El cuerpo militar de élite de la República Islámica, la Guardia Revolucionaria de Irán, emitió un comunicado oficial difundido por la agencia Tasnim donde le puso fecha y hora a una nueva serie de bombardeos. El blanco ya no son solo cuarteles: ahora van por los corporativos de las empresas más grandes del planeta.
La lista negra de las tecnológicas
El plumazo de los mandos militares iraníes calificó de «compañías terroristas espías» a un bloque de 18 empresas estadounidenses. Entre los nombres más pesados que aparecen en este listado figuran Apple, Google, Microsoft, HP, Intel, Meta, IBM y hasta la constructora aeronáutica Boeing.
La orden de ataque está programada de forma oficial para este miércoles 1 de abril de 2026 en punto de las 20:00 horas, tiempo local iraní.
«Las principales instituciones implicadas en operaciones terroristas serán objetivos legítimos para nosotros. Se recomienda a los empleados de estas instituciones que, para preservar sus vidas, se alejen inmediatamente de sus lugares de trabajo», dictó de manera directa el comunicado militar.
Guerra abierta y drones suicidas
Esta durísima advertencia no llega al aire. Como parte de las mismas hostilidades, el Ejército de la República Islámica de Irán confirmó que ya ejecutó ataques con drones suicidas contra centros estratégicos de comunicación de las firmas Siemens, Telecom y AT&T. Estos impactos se localizaron en el estratégico aeropuerto israelí de Ben Gurión y en la ciudad portuaria de Haifa, al norte de Israel.
Para los que le han perdido la pista al mapa, recuerden que Estados Unidos e Israel iniciaron una guerra abierta contra la República Islámica el pasado 28 de febrero. Desde esa fecha y hasta el día de hoy, los bombardeos son el pan de cada día.

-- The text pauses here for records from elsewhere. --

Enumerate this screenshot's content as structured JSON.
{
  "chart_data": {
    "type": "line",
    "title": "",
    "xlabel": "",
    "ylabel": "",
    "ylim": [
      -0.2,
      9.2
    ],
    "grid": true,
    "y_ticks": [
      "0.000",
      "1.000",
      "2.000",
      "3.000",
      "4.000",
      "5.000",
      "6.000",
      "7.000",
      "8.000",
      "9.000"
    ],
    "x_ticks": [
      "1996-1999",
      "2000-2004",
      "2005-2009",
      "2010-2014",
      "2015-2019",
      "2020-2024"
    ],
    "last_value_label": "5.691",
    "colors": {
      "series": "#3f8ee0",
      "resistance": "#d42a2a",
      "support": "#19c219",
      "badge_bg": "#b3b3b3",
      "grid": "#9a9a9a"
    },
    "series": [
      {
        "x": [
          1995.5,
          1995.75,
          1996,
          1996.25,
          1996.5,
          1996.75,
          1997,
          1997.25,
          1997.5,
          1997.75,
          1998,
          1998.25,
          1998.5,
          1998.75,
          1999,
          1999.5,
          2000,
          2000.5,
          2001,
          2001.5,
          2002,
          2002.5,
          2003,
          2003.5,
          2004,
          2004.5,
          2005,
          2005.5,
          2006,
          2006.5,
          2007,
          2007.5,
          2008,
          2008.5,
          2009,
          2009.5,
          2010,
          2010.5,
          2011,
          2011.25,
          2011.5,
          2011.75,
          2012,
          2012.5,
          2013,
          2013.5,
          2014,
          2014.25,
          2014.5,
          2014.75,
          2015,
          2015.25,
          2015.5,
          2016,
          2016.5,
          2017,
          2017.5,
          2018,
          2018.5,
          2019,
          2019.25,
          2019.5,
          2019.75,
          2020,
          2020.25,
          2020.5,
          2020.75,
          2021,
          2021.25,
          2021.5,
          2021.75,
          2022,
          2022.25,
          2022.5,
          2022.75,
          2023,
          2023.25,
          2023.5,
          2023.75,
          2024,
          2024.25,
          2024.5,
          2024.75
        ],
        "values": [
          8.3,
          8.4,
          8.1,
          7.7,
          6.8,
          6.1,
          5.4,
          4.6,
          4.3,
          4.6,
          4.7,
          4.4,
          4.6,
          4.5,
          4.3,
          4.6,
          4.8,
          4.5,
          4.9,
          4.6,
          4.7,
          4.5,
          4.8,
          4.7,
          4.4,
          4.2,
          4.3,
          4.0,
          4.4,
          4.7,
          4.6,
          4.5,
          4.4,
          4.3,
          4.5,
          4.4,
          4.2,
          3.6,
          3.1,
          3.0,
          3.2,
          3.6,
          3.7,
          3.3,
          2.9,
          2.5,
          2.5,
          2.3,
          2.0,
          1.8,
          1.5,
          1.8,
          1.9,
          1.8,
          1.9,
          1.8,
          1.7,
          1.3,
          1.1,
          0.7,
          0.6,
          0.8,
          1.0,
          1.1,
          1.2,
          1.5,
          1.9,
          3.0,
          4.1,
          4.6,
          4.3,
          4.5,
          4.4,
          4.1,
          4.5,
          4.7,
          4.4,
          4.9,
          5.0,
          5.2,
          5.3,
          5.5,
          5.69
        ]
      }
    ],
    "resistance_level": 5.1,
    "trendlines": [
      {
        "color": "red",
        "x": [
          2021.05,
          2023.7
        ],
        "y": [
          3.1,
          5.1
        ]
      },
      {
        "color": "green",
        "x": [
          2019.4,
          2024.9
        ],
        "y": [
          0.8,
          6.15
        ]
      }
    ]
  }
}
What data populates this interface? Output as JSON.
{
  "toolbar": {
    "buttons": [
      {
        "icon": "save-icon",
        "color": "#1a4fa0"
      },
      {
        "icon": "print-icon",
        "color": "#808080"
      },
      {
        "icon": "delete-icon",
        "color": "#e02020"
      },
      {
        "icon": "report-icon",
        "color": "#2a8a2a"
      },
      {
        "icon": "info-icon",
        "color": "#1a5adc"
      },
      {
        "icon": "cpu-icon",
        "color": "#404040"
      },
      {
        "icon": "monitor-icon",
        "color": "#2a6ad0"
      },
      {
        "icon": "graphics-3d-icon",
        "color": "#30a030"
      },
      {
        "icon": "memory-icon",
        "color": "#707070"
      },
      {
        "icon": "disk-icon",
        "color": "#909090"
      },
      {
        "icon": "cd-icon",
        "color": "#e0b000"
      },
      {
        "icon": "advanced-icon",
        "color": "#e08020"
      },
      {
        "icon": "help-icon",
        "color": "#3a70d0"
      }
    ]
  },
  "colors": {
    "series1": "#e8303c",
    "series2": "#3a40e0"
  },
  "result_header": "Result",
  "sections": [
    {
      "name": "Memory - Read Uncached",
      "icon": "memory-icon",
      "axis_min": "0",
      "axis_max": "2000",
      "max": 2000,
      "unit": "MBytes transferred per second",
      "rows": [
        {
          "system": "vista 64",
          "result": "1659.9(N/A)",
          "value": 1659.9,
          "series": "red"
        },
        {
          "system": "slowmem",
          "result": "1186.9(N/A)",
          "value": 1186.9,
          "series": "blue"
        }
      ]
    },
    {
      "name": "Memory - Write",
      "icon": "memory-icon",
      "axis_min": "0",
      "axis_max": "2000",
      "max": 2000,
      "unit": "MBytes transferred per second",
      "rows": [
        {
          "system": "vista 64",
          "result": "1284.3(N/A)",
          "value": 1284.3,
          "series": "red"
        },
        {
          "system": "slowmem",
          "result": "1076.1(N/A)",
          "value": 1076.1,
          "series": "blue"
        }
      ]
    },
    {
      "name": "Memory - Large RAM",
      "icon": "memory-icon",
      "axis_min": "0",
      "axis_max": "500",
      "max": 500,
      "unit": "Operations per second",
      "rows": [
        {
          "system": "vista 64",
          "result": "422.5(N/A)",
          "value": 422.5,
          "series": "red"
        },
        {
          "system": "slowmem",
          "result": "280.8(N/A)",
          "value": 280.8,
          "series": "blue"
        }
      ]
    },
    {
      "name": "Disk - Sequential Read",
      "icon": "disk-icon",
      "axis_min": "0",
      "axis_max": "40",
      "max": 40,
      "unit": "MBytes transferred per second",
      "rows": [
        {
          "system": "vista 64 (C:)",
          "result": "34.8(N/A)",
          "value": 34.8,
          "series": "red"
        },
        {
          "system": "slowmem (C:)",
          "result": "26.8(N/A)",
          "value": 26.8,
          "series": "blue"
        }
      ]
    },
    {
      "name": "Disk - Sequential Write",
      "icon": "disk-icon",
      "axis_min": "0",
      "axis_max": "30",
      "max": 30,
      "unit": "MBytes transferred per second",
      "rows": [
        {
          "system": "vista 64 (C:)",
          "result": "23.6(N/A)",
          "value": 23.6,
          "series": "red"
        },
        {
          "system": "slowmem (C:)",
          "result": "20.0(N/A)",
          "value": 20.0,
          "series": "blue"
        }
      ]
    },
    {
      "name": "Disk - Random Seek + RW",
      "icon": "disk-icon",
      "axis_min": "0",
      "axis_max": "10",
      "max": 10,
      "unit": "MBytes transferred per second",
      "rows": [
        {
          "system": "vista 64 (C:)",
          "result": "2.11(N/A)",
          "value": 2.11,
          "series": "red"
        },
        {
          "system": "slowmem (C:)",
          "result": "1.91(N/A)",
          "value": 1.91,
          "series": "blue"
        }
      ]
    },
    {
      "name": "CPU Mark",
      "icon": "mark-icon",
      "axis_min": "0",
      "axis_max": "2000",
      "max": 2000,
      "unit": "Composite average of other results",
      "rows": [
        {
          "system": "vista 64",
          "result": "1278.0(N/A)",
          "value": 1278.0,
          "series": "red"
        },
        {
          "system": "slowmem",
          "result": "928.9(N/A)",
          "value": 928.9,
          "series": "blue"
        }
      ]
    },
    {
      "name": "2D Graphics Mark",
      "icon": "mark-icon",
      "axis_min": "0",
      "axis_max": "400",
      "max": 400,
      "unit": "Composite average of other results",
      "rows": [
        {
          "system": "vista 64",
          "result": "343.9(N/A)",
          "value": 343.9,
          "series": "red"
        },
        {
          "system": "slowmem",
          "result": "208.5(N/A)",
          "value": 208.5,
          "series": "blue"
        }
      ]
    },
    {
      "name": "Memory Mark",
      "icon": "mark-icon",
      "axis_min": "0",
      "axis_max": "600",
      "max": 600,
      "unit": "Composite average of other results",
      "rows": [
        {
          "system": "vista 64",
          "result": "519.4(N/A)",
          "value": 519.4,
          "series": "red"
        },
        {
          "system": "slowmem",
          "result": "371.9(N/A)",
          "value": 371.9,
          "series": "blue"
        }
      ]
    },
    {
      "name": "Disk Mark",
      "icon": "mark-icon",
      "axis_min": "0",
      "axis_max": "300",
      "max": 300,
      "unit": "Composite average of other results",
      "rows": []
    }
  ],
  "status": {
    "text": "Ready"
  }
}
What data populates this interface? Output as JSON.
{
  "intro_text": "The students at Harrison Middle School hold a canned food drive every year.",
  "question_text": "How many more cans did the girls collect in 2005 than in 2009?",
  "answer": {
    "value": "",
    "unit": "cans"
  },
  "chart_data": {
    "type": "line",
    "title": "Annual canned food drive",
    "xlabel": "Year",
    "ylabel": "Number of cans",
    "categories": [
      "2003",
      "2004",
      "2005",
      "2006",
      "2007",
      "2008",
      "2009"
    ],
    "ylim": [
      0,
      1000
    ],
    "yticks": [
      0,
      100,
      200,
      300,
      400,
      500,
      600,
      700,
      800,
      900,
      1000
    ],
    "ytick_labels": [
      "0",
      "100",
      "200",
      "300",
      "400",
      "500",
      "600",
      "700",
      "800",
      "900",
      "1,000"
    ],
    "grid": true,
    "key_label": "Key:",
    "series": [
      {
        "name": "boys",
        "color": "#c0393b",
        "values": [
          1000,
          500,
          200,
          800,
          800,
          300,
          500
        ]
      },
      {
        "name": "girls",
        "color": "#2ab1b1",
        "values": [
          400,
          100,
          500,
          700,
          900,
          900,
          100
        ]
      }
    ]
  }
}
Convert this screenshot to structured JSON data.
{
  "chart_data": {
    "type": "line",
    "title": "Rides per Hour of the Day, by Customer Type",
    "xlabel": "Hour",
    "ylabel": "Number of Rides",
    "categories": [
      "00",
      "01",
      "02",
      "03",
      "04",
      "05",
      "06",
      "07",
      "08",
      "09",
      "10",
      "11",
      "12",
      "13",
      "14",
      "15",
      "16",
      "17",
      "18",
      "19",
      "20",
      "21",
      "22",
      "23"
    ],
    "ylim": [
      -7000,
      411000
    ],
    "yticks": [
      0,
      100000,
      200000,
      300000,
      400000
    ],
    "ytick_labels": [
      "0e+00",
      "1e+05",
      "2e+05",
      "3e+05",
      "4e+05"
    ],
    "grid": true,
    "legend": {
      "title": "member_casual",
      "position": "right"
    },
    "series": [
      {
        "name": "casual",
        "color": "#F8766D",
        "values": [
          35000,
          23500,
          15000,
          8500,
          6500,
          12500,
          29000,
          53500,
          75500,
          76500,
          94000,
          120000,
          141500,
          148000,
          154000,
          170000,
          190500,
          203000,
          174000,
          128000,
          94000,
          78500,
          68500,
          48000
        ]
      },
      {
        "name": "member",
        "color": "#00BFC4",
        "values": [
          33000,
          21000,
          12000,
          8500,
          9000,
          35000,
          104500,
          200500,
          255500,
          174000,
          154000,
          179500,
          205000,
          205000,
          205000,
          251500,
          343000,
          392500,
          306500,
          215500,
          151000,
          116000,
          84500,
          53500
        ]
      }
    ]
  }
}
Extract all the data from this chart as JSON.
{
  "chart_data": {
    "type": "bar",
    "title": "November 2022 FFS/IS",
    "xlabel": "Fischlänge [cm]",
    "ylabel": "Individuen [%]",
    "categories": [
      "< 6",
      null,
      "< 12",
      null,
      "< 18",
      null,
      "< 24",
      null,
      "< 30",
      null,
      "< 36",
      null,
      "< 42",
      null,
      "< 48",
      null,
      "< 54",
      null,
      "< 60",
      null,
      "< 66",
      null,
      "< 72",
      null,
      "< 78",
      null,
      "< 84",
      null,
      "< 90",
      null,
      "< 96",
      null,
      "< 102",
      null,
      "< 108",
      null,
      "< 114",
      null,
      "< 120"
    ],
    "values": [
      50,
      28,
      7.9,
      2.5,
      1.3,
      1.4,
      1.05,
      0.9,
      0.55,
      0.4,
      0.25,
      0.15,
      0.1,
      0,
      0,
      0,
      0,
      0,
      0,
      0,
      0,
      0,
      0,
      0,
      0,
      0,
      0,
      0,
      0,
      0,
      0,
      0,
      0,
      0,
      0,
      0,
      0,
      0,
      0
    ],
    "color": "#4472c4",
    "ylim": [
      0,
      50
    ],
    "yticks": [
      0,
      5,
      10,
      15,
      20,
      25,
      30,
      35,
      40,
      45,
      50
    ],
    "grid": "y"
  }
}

El contraataque de Teherán
Ante las ofensivas de la coalición, el gobierno de Teherán no se ha quedado de brazos cruzados y ha respondido golpeando directo al bolsillo y la logística de occidente. Sus objetivos principales han sido las instalaciones militares estadounidenses en la región y las redes de infraestructura energética.
Por si fuera poco, mantienen bajo un estricto bloqueo el Estrecho de Ormuz, un punto marítimo ultra clave por donde pasa aproximadamente el 20% del petróleo que consume todo el mundo. El panorama luce color de hormiga y las grandes firmas de Silicon Valley ya están activando sus protocolos de emergencia para evacuar a su gente.